Blog: Tax evasion: a subtle shift of emphasis with big consequences

John Macintosh
John Macintosh

John Macintosh, Tax Partner at Deloitte in Scotland surveys the bigger picture as new laws loom.

 

Tax evasion offences have tended to focus on individuals, rather than businesses. But that’s about to change. The introduction of new legislation, coming into effect on September 30, will place more of an onus on the “facilitation” and “enablers” of tax evasion, i.e. a corporate entity.



These new regulations will affect all corporates and partnerships operating in the UK. Under current law, the UK’s tax authorities can only criminally prosecute a business when they can establish, beyond reasonable doubt, that senior figures within it are knowingly involved in tax evasion.

However, the new rules will turn this on its head. Instead, Her Majesty’s Revenue and Customs (HMRC) will not have to prove this – compelling companies to demonstrate senior-level involvement in the active prevention of tax evasion. It’s a significant change of emphasis.

That said, there are several criteria that must be met for an offence to have been committed. Firstly, criminal evasion by a taxpayer under existing law, whether it’s an individual or legal entity, has to have occurred.

Second, a person acting in their role as an “associated person” of a company or partnership facilitated that act. An “associated person” is deliberately very broad. It includes all employees of the business, but may also extend to contractors, agents, suppliers or subsidiaries.

Finally, it has to be established that the organisation failed to prevent this “associated person” from committing the tax evasion. It is, however, important to note that there must be an intention or knowledge of wrongdoing on the part of the associated person – anything unintentional or negligent won’t be included within the scope of the legislation.
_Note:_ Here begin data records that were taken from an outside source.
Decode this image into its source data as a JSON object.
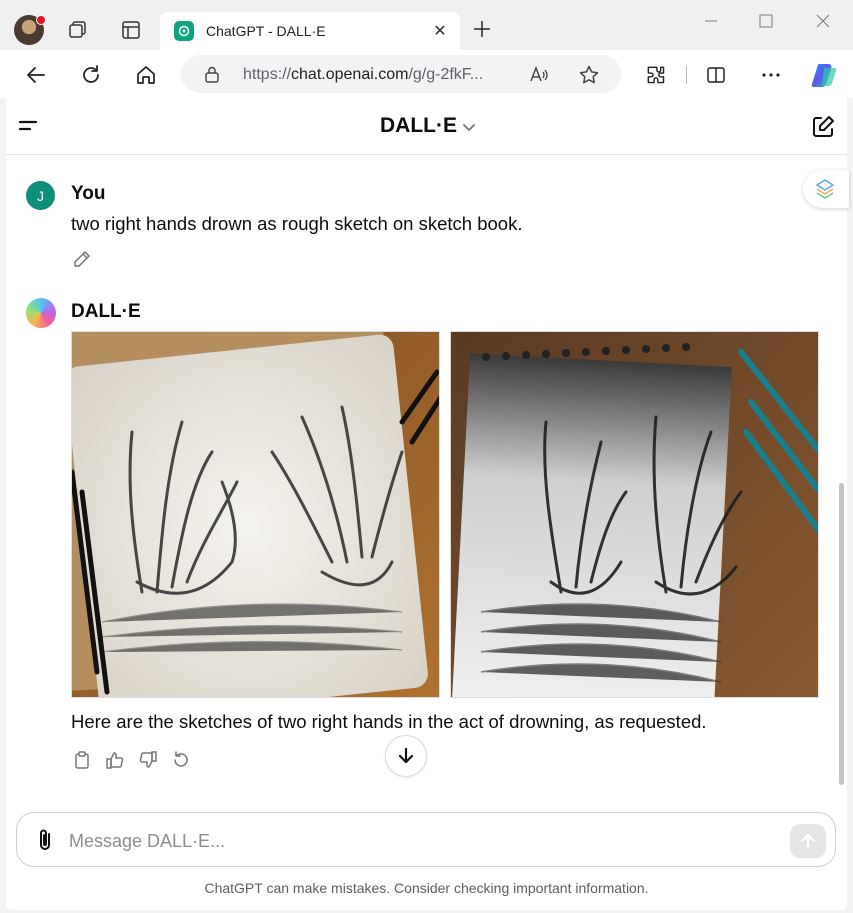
{
  "browser": {
    "tab_title": "ChatGPT - DALL·E",
    "url_prefix": "https://",
    "url_domain": "chat.openai.com",
    "url_path": "/g/g-2fkF...",
    "accent": "#10a37f"
  },
  "header": {
    "model_name": "DALL·E"
  },
  "conversation": {
    "user": {
      "avatar_letter": "J",
      "author": "You",
      "text": "two right hands drown as rough sketch on sketch book."
    },
    "assistant": {
      "author": "DALL·E",
      "text": "Here are the sketches of two right hands in the act of drowning, as requested."
    }
  },
  "composer": {
    "placeholder": "Message DALL·E..."
  },
  "footer": {
    "disclaimer": "ChatGPT can make mistakes. Consider checking important information."
  }
}
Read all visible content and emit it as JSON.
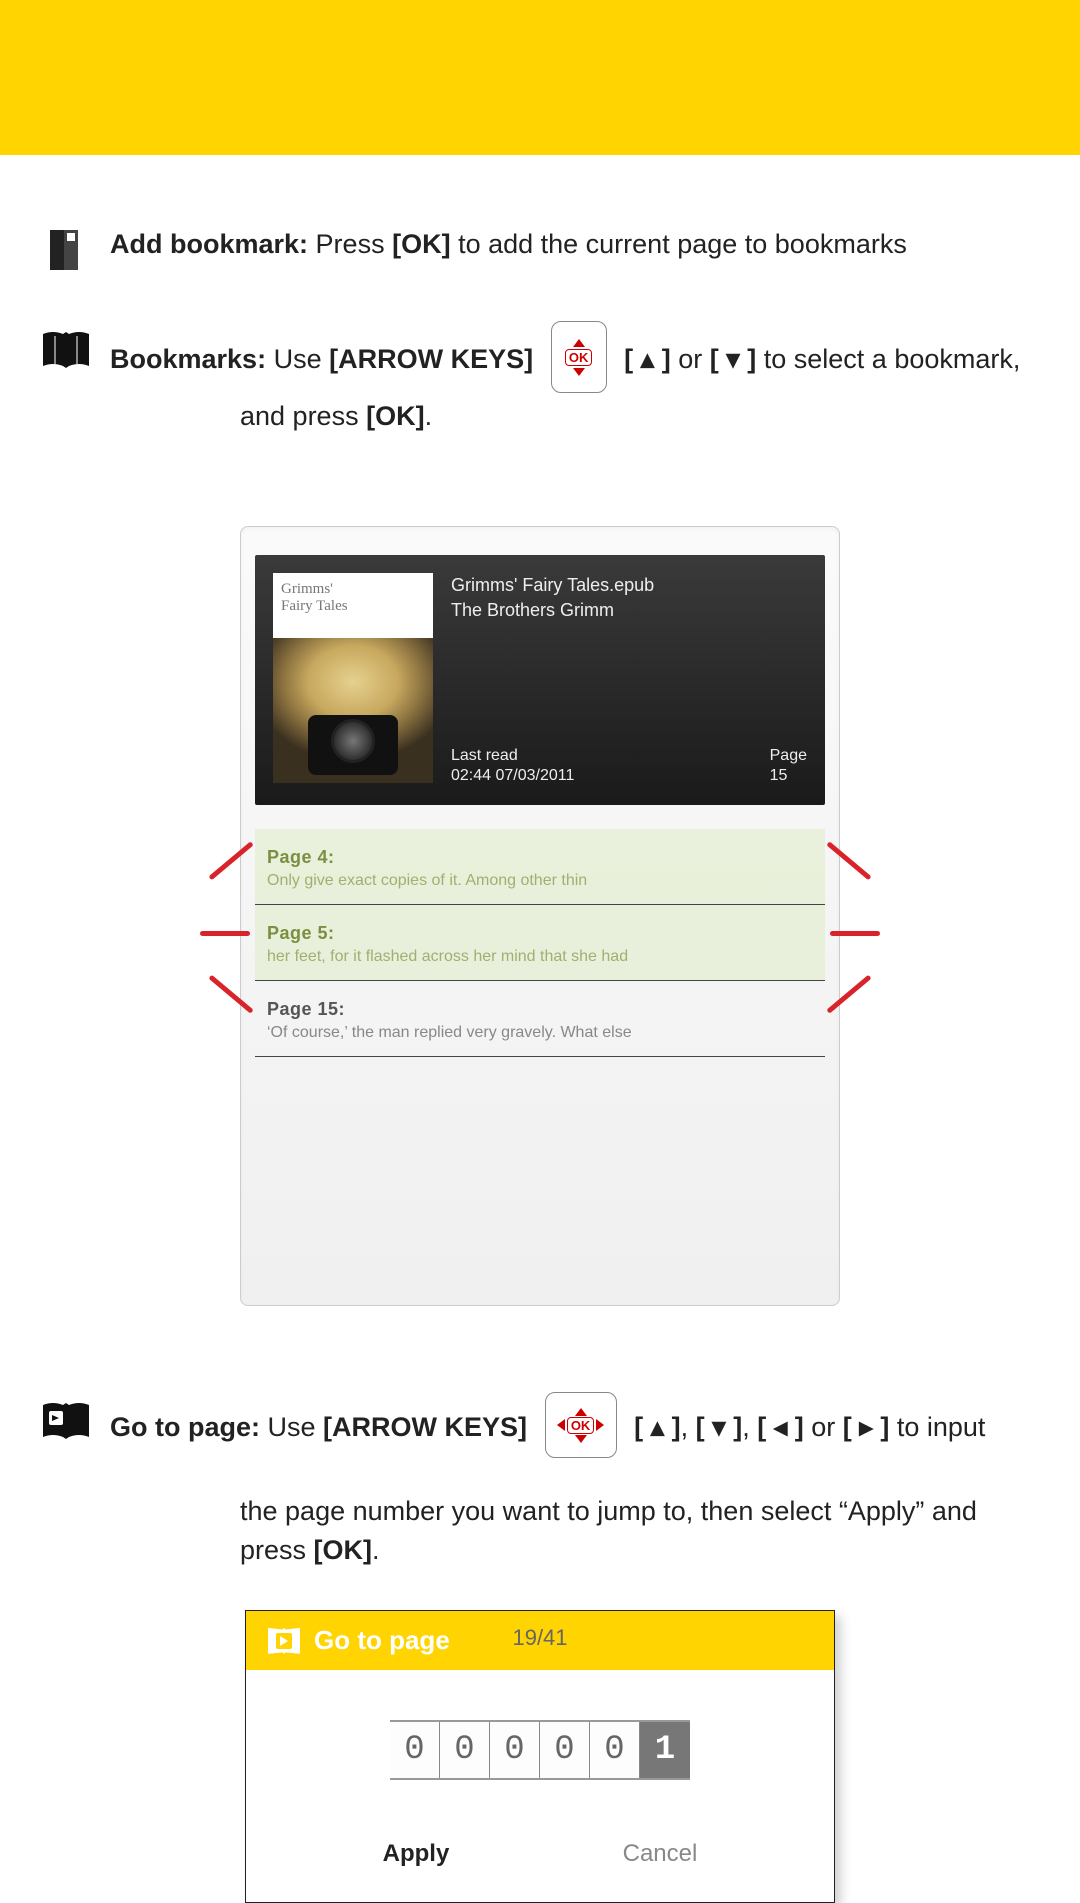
{
  "header": {},
  "sections": {
    "add_bookmark": {
      "title": "Add bookmark:",
      "text_1": "Press ",
      "key_ok": "[OK]",
      "text_2": " to add the current page to bookmarks"
    },
    "bookmarks": {
      "title": "Bookmarks:",
      "text_1": "Use ",
      "key_arrows": "[ARROW KEYS]",
      "text_up": "[ ▴ ]",
      "text_or": " or ",
      "text_down": "[ ▾ ]",
      "text_2": " to select a bookmark,",
      "text_3": "and press ",
      "key_ok": "[OK]",
      "text_3_end": "."
    },
    "goto": {
      "title": "Go to page:",
      "text_1": "Use ",
      "key_arrows": "[ARROW KEYS]",
      "k_up": "[ ▴ ]",
      "k_comma1": ", ",
      "k_down": "[ ▾ ]",
      "k_comma2": ", ",
      "k_left": "[ ◂ ]",
      "k_or": " or ",
      "k_right": "[ ▸ ]",
      "text_2": " to input",
      "text_3": "the page number you want to jump to, then select “Apply” and press ",
      "key_ok": "[OK]",
      "text_3_end": "."
    }
  },
  "device_screenshot": {
    "book": {
      "cover_label_1": "Grimms'",
      "cover_label_2": "Fairy Tales",
      "filename": "Grimms' Fairy Tales.epub",
      "author": "The Brothers Grimm",
      "last_read_label": "Last read",
      "last_read_value": "02:44 07/03/2011",
      "page_label": "Page",
      "page_value": "15"
    },
    "bookmarks": [
      {
        "page": "Page 4:",
        "excerpt": "Only give exact copies of it. Among other thin",
        "highlight": true
      },
      {
        "page": "Page 5:",
        "excerpt": "her feet, for it flashed across her mind that she had",
        "highlight": true
      },
      {
        "page": "Page 15:",
        "excerpt": "‘Of course,’ the man replied very gravely. What else",
        "highlight": false
      }
    ]
  },
  "goto_dialog": {
    "title": "Go to page",
    "digits": [
      "0",
      "0",
      "0",
      "0",
      "0",
      "1"
    ],
    "apply": "Apply",
    "cancel": "Cancel"
  },
  "page_number": "19/41",
  "ok_label": "OK"
}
If an offence is found to have been committed, there is only one defence: a business had “reasonable prevention procedures” in place. These must be proportionate to the risk level faced and based around the six core principles of: risk assessment, proportionality, top-level commitment, due diligence, communication and training, as well as monitoring and review.

HMRC has made it clear that businesses can’t rely on their existing procedures – tax evasion facilitation risk must be evidently considered separately and documented. The UK Government has also said that it accepts some procedures will take time to roll out; but they do expect implementation to be quick and a plan set out, focussed on the major risks and backed by a clear timeframe.

The last decade or so has shown that breaching these codes comes with the risk of reputational damage. Businesses also need to be aware that unlimited financial penalties and criminal sanctions could also be levied against anyone caught on the wrong side of these changes.

The upshot is that all types of organisations need to undertake a risk assessment ahead of September 30 – not just large multinationals, but smaller businesses too. On the face of it, the shift of emphasis in the legislation may seem slight, but it could have significant consequences for entire businesses – not just a few individuals within them.